Manifestation pour le droit à l'avortement. (Photo William Murphy / Flickr)

Référendum en Irlande : enfin une victoire pour le droit à l'avortement ?

Ce vendredi, la population irlandaise était appelée à se prononcer par referendum pour ouvrir la porte à un assouplissement de la législation sur l'avortement. Le PTB soutient les femmes et les hommes qui, en Irlande, se battent pour défendre les droits des femmes. D’ailleurs, en Belgique aussi, le combat continue.

La Constitution irlandaise affirme dans son huitième amendement que la vie d'un fœtus a autant de valeur que celle d'une femme, ce qui rend tout avortement illégal. L'Irlande est aussi un des pays européens à la législation la plus stricte en la matière. Une interruption volontaire de grossesse n'est jamais autorisée, sauf quand la vie de la mère est en danger (selon une décision de la Cour suprême de 1992, mais on n'a jamais légiféré pour faire appliquer cette décision, NdlR).

Pourtant, il y a cinq ans, Savita Halappanavar est morte d'un choc septique alors qu'elle faisait une fausse couche. Les médecins avaient refusé de l'aider à avorter d'un fœtus non viable. Savita l'a payé de sa vie. L'affaire a ravivé le débat sur l'interruption volontaire de grossesse et sur le droit des femmes à décider elles-mêmes. Beaucoup d'Irlandaises – et d'Irlandais – n'acceptent plus que l'on n'autorise pas les femmes à disposer de leur corps. Leur lutte a débouché sur un referendum qui a lieu aujourd'hui. La population doit se prononcer sur le retrait ou non du huitième amendement qui bloque actuellement tout assouplissement de la législation en matière d'accès à l'avortement.

Le lobby pro-life choque pour éviter le débat sur les faits

Le débat est tendu et politisé, et cela fait des semaines que les deux camps mènent campagne dans la rue et font du porte-à-porte.
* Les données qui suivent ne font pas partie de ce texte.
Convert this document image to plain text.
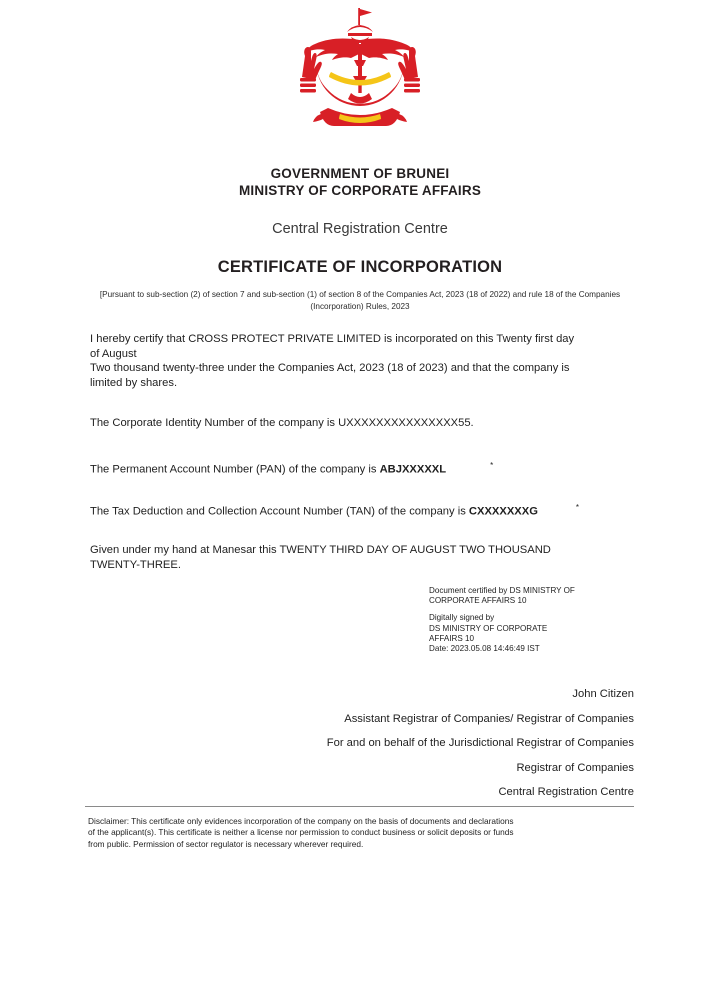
GOVERNMENT OF BRUNEI
MINISTRY OF CORPORATE AFFAIRS
Central Registration Centre
CERTIFICATE OF INCORPORATION
[Pursuant to sub-section (2) of section 7 and sub-section (1) of section 8 of the Companies Act, 2023 (18 of 2022) and rule 18 of the Companies (Incorporation) Rules, 2023
I hereby certify that CROSS PROTECT PRIVATE LIMITED is incorporated on this Twenty first day
of August
Two thousand twenty-three under the Companies Act, 2023 (18 of 2023) and that the company is
limited by shares.
The Corporate Identity Number of the company is UXXXXXXXXXXXXXXX55.
The Permanent Account Number (PAN) of the company is ABJXXXXXL	*
The Tax Deduction and Collection Account Number (TAN) of the company is CXXXXXXXG	*
Given under my hand at Manesar this TWENTY THIRD DAY OF AUGUST TWO THOUSAND
TWENTY-THREE.
Document certified by DS MINISTRY OF
CORPORATE AFFAIRS 10
Digitally signed by
DS MINISTRY OF CORPORATE
AFFAIRS 10
Date: 2023.05.08 14:46:49 IST
John Citizen
Assistant Registrar of Companies/ Registrar of Companies
For and on behalf of the Jurisdictional Registrar of Companies
Registrar of Companies
Central Registration Centre
Disclaimer: This certificate only evidences incorporation of the company on the basis of documents and declarations
of the applicant(s). This certificate is neither a license nor permission to conduct business or solicit deposits or funds
from public. Permission of sector regulator is necessary wherever required.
Le camp du « non » s'est particulièrement illustré par ses méthodes. Soutenu par le lobby international pro-life, ils ont voulu choquer les gens en exposant des images horribles ou des poupées en plastique censées représenter des fœtus de douze à seize semaines, tablant sur la culpabilisation des femmes et la moralisation de la discussion.

Pourtant, une législation très stricte en manière d'avortement n'a jamais empêché les interruptions de grossesse. En Irlande non plus. Cela contraint juste les femmes à chercher de l'aide de manière clandestine, ce qui est en général cher et/ou peu sûr au plan médical. Chaque année, des milliers de femmes irlandaises se rendent au Royaume-Uni pour pouvoir avorter. En secret, sans vraie prise en charge ni suivi et pour beaucoup d'argent : un rapide aller-retour, car personne ne peut savoir que l'on part et encore moins pourquoi. D'autres femmes qui n'ont pas les moyens de franchir la frontière tentent de s'en sortir seules, par exemple en achetant des pilules abortives sur internet, et avortent dans leur chambre ou leur salle de bain, sans aide médicale. Ces « solutions » clandestines entraînent évidemment, outre la solitude, des situations dangereuses pour la santé de ces femmes.
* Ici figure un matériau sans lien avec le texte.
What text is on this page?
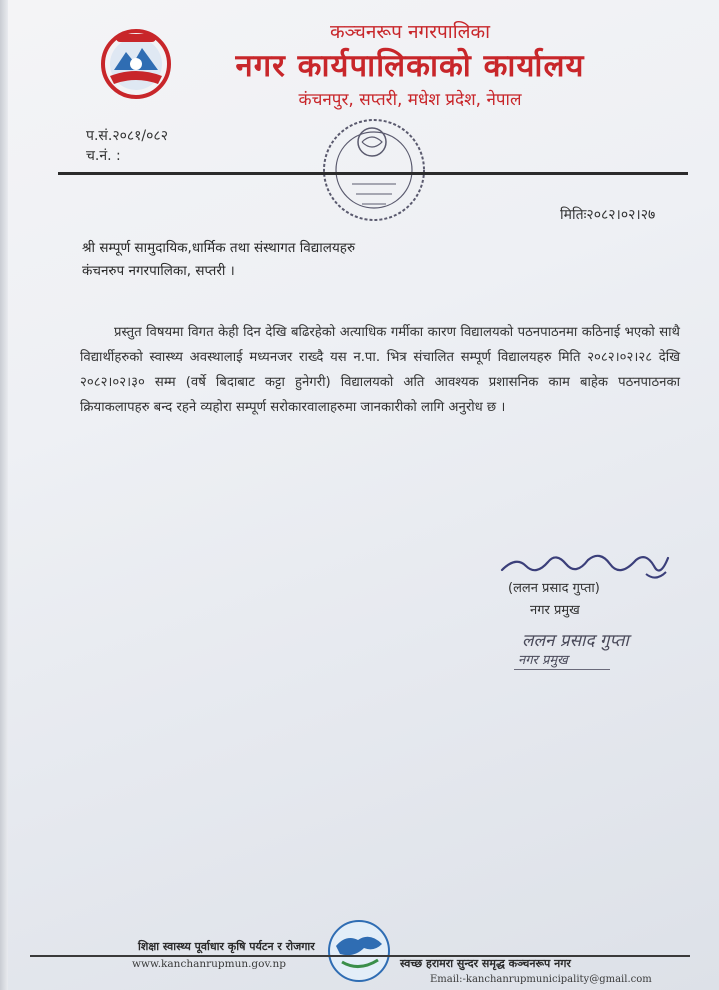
कञ्चनरूप नगरपालिका
नगर कार्यपालिकाको कार्यालय
कंचनपुर, सप्तरी, मधेश प्रदेश, नेपाल
प.सं.२०८१/०८२
च.नं. :
मितिः२०८२।०२।२७
श्री सम्पूर्ण सामुदायिक,धार्मिक तथा संस्थागत विद्यालयहरु
कंचनरुप नगरपालिका, सप्तरी ।
प्रस्तुत विषयमा विगत केही दिन देखि बढिरहेको अत्याधिक गर्मीका कारण विद्यालयको पठनपाठनमा कठिनाई भएको साथै विद्यार्थीहरुको स्वास्थ्य अवस्थालाई मध्यनजर राख्दै यस न.पा. भित्र संचालित सम्पूर्ण विद्यालयहरु मिति २०८२।०२।२८ देखि २०८२।०२।३० सम्म (वर्षे बिदाबाट कट्टा हुनेगरी) विद्यालयको अति आवश्यक प्रशासनिक काम बाहेक पठनपाठनका क्रियाकलापहरु बन्द रहने व्यहोरा सम्पूर्ण सरोकारवालाहरुमा जानकारीको लागि अनुरोध छ ।
(ललन प्रसाद गुप्ता)
नगर प्रमुख
ललन प्रसाद गुप्ता
नगर प्रमुख
शिक्षा स्वास्थ्य पूर्वाधार कृषि पर्यटन र रोजगार
www.kanchanrupmun.gov.np	स्वच्छ हरामरा सुन्दर समृद्ध कञ्चनरूप नगर
Email:-kanchanrupmunicipality@gmail.com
Que la Belgique donne l'exemple

Le referendum peut ouvrir la porte à la suppression de cette législation très stricte. Le PTB soutient les femmes et les hommes qui, en Irlande, se battent pour défendre les droits reproductifs des femmes. Car une femme a le droit de décider d'elle-même.

Nous encourageons aussi notre pays à prendre ses responsabilités et à jouer un rôle précurseur en Europe. En effet, la législation sur l'avortement fait également l'objet d'une discussion chez nous et la Belgique peut être un exemple en Europe. Le PTB a introduit une proposition de loi pour retirer entièrement l'avortement du code pénal. L'avortement ne pourrait ainsi plus être un délit, il serait juste un acte médical. En ce moment, des auditions d'experts sur cette question ont lieu Parlement. Le débat n'avance toutefois pas beaucoup, les partis de la majorité appuyant sur le frein. En retirant l'avortement du code pénal, nous lançons un signal aux autres pays européens et nous contribuons à inspirer la lutte ailleurs. Ce n'est qu'en retirant l'avortement du code pénal et en le considérant seulement comme un acte médical qu'on laisse véritablement aux femmes la possibilité de choisir elles-mêmes.